Sembrerebbe folle sostenere che i padroni (da qui in poi ‘cittadini’ per comodità di linguaggio) debbano proteggere con attenzione le Forze dell’Ordine; ma è proprio così! Se i servi di una grande villa, tanto per fare un esempio, avessero l’incarico di slegare i cani tutte le notti, ma alla sera litigassero sempre per decidere a chi tocca scendere perché sono stanchi, perché a volte piove, perché c’è la neve, perché fa freddo… non è forse vero che, arrivati i ladri, sarebbero ‘soltanto’ le proprietà dei padroni ad andarci di mezzo? Oggi gli italiani guardano alle Forze dell’Ordine con lo stesso identico stupore con cui i padroni di una gigantesca villa guarderebbero i loro potenti cani da guardia.

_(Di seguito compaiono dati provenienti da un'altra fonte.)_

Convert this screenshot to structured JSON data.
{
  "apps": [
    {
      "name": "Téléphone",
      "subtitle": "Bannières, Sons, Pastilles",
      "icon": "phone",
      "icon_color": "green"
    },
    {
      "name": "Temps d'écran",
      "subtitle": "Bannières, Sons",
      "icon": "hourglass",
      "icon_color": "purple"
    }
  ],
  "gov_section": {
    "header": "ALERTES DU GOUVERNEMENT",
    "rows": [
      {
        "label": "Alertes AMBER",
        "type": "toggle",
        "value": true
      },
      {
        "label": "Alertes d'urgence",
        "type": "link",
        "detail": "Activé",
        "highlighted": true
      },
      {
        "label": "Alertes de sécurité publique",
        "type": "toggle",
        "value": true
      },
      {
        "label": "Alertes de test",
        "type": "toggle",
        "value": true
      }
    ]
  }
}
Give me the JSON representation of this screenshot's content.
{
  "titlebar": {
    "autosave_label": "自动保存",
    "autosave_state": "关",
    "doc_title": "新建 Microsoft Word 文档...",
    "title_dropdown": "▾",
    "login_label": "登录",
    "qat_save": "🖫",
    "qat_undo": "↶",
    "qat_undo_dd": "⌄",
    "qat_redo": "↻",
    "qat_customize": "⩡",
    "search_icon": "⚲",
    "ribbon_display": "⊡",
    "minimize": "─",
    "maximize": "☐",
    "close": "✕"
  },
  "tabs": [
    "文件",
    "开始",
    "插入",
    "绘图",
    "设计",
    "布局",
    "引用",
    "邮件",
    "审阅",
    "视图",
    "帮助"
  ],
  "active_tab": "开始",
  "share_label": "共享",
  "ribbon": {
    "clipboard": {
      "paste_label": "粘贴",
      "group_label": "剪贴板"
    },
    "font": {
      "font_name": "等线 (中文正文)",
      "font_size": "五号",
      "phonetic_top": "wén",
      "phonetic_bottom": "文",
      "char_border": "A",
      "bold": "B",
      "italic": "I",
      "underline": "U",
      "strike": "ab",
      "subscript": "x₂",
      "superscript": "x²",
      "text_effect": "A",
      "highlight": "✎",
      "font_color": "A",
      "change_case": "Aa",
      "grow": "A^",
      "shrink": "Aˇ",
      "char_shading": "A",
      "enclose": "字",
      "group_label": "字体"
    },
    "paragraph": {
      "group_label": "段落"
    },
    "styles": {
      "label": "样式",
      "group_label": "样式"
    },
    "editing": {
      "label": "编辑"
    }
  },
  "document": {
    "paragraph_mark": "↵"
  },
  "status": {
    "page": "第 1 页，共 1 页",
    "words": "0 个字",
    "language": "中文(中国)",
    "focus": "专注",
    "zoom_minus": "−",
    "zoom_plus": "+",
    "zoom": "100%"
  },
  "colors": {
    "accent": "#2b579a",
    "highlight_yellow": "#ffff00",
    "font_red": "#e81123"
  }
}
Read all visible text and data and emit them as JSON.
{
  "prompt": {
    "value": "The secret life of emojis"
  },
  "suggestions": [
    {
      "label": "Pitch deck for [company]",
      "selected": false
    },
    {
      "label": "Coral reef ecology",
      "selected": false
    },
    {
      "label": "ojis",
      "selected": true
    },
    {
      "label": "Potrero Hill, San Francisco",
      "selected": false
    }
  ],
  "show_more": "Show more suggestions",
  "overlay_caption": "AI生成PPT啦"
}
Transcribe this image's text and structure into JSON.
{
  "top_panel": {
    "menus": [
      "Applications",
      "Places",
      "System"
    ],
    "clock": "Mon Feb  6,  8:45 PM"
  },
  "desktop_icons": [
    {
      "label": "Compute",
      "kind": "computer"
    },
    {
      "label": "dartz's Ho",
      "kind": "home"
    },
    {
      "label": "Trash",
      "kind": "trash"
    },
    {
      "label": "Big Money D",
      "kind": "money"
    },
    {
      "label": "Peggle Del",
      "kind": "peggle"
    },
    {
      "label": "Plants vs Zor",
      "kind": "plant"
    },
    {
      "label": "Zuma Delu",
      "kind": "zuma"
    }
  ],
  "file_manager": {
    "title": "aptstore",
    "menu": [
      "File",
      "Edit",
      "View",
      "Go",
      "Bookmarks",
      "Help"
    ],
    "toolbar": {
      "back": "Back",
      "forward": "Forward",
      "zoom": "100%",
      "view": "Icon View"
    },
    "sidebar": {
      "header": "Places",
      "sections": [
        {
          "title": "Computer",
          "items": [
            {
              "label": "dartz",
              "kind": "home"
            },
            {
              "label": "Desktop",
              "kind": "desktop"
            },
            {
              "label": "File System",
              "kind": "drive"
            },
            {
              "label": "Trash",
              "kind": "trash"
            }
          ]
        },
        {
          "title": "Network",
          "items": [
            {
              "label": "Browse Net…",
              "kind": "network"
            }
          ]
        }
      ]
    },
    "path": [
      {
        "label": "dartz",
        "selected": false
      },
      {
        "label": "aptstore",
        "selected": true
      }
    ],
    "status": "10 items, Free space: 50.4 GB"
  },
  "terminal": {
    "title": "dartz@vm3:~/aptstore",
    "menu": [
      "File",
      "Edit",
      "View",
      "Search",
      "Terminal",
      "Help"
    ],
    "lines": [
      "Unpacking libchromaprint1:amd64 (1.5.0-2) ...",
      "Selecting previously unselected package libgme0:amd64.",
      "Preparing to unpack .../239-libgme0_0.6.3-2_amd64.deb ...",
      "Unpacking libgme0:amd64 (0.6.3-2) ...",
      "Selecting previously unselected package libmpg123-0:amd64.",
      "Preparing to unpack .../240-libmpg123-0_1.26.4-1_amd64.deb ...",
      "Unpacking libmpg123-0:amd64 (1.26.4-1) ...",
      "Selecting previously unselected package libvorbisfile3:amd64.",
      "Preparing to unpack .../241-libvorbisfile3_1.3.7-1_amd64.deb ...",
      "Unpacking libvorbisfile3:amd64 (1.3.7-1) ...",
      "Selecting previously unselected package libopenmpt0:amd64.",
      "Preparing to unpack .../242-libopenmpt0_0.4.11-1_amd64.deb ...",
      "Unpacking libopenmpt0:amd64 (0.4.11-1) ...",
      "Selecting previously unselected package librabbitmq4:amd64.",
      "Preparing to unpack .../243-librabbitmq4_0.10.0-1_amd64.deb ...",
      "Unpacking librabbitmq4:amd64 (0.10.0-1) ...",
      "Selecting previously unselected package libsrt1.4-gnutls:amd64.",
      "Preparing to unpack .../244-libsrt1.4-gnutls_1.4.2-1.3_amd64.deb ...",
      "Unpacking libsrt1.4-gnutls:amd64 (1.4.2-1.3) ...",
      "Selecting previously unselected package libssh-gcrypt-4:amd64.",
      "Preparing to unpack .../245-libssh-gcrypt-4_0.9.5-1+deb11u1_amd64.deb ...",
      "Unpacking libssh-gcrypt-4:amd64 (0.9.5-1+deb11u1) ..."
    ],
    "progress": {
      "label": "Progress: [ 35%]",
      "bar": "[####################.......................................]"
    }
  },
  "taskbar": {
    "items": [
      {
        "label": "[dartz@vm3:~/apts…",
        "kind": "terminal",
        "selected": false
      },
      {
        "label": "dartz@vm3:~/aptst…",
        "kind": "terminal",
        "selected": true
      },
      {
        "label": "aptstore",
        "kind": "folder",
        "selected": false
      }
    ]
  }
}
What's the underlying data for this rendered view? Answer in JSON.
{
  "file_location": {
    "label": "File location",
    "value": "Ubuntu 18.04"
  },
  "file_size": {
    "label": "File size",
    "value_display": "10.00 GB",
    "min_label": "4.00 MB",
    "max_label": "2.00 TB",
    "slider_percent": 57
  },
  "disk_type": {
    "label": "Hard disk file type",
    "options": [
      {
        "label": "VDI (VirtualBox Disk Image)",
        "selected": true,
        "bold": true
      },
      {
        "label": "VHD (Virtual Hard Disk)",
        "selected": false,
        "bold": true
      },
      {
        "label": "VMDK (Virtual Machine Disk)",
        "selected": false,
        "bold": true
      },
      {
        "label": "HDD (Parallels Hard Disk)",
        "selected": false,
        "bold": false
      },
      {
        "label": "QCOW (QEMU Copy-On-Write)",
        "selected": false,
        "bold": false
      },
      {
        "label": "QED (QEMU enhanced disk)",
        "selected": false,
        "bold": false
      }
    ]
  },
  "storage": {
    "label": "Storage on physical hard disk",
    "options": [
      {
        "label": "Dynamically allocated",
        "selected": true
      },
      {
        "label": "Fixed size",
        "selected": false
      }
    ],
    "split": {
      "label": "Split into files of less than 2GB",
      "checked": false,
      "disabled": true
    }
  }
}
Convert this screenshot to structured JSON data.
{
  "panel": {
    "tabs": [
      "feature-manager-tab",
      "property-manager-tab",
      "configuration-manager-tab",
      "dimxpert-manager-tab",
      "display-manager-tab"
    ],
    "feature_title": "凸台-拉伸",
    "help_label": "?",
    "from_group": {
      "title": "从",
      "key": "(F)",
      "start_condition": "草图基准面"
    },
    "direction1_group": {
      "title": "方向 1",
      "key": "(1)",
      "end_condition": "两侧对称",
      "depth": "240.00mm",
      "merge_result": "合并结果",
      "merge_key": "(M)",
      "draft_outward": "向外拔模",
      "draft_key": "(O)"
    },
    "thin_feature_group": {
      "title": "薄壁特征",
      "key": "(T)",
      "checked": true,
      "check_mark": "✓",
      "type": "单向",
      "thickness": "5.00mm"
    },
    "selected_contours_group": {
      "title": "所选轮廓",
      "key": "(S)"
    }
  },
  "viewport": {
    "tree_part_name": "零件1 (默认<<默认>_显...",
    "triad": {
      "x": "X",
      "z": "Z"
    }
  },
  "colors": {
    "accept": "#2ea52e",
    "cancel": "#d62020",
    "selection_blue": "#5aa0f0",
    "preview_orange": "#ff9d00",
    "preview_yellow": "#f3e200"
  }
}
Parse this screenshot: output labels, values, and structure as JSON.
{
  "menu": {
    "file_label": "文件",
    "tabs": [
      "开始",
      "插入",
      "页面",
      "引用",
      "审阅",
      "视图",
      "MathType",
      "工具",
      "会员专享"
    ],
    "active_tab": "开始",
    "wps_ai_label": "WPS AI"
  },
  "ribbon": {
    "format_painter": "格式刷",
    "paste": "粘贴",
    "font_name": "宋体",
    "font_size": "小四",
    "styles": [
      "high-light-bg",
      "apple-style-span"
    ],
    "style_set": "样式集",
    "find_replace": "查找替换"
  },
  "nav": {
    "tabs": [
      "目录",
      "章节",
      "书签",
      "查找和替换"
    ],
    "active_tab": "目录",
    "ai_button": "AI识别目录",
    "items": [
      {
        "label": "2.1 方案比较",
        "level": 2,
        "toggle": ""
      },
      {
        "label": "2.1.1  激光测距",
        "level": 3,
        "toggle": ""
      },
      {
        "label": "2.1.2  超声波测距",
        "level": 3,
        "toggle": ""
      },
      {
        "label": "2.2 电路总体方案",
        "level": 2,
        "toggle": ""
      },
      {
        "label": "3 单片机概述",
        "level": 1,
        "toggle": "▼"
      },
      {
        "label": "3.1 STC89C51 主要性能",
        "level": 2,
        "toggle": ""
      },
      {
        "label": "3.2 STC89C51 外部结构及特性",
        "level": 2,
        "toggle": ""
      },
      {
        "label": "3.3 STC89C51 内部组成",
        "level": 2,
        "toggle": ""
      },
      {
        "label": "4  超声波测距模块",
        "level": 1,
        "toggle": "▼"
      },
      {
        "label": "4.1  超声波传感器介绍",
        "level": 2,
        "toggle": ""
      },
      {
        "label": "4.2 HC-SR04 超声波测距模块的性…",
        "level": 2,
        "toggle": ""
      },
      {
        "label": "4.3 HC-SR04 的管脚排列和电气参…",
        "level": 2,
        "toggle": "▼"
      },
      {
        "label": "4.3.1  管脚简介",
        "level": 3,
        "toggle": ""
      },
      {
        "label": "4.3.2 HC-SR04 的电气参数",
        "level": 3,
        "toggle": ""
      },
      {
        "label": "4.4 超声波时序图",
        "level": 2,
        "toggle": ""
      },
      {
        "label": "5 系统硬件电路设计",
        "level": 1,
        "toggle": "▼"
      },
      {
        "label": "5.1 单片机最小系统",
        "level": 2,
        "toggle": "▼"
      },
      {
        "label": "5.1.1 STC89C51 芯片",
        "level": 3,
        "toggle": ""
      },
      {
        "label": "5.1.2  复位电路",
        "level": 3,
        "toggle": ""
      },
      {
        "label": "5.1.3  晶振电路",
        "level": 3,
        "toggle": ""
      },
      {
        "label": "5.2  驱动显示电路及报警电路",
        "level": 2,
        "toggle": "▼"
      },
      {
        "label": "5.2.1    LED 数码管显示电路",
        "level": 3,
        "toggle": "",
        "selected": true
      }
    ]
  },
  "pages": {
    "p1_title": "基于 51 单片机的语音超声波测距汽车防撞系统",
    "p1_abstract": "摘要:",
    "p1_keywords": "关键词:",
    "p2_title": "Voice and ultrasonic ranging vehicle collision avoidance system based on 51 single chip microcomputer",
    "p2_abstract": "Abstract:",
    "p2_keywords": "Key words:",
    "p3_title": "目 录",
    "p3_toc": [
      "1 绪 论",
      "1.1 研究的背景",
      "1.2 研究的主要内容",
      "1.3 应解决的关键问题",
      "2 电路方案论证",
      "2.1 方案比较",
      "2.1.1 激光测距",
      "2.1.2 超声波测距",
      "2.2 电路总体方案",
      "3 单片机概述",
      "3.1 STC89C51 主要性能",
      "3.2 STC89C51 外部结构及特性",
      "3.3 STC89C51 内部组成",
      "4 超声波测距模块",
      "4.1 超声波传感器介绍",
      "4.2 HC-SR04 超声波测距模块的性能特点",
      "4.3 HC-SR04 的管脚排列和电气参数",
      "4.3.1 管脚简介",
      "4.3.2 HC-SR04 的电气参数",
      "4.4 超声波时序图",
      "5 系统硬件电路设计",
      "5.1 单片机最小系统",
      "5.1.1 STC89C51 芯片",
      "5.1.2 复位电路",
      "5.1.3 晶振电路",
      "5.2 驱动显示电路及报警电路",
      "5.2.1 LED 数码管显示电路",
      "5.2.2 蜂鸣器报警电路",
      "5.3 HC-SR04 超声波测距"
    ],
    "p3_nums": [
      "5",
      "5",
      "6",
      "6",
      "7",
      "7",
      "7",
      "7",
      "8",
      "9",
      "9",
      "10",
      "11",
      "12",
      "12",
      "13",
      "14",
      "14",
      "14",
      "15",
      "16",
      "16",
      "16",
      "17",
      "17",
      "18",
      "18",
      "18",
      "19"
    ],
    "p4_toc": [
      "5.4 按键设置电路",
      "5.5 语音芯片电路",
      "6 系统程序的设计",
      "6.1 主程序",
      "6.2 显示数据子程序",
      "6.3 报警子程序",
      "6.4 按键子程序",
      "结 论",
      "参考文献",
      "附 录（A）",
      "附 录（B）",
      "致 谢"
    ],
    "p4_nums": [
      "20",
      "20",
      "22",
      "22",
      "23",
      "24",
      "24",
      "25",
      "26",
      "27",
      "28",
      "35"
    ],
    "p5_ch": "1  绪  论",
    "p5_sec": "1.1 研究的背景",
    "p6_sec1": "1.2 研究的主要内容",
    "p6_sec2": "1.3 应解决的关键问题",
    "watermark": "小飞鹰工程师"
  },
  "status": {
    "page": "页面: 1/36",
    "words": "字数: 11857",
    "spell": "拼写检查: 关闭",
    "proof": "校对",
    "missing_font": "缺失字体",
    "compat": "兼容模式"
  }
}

“Cosa c’è che non va? Sono grossi, armati, velocissimi, di notte vedono come fosse giorno, perché subiamo così tanti furti?”.
Lo stupore è reciproco.
“Perché ci slegano una sera sì e una no? Perché a volte ci lasciano sul retro? Perché quando catturiamo  i ladri, il giorno dopo ce li ritroviamo nel parco?”.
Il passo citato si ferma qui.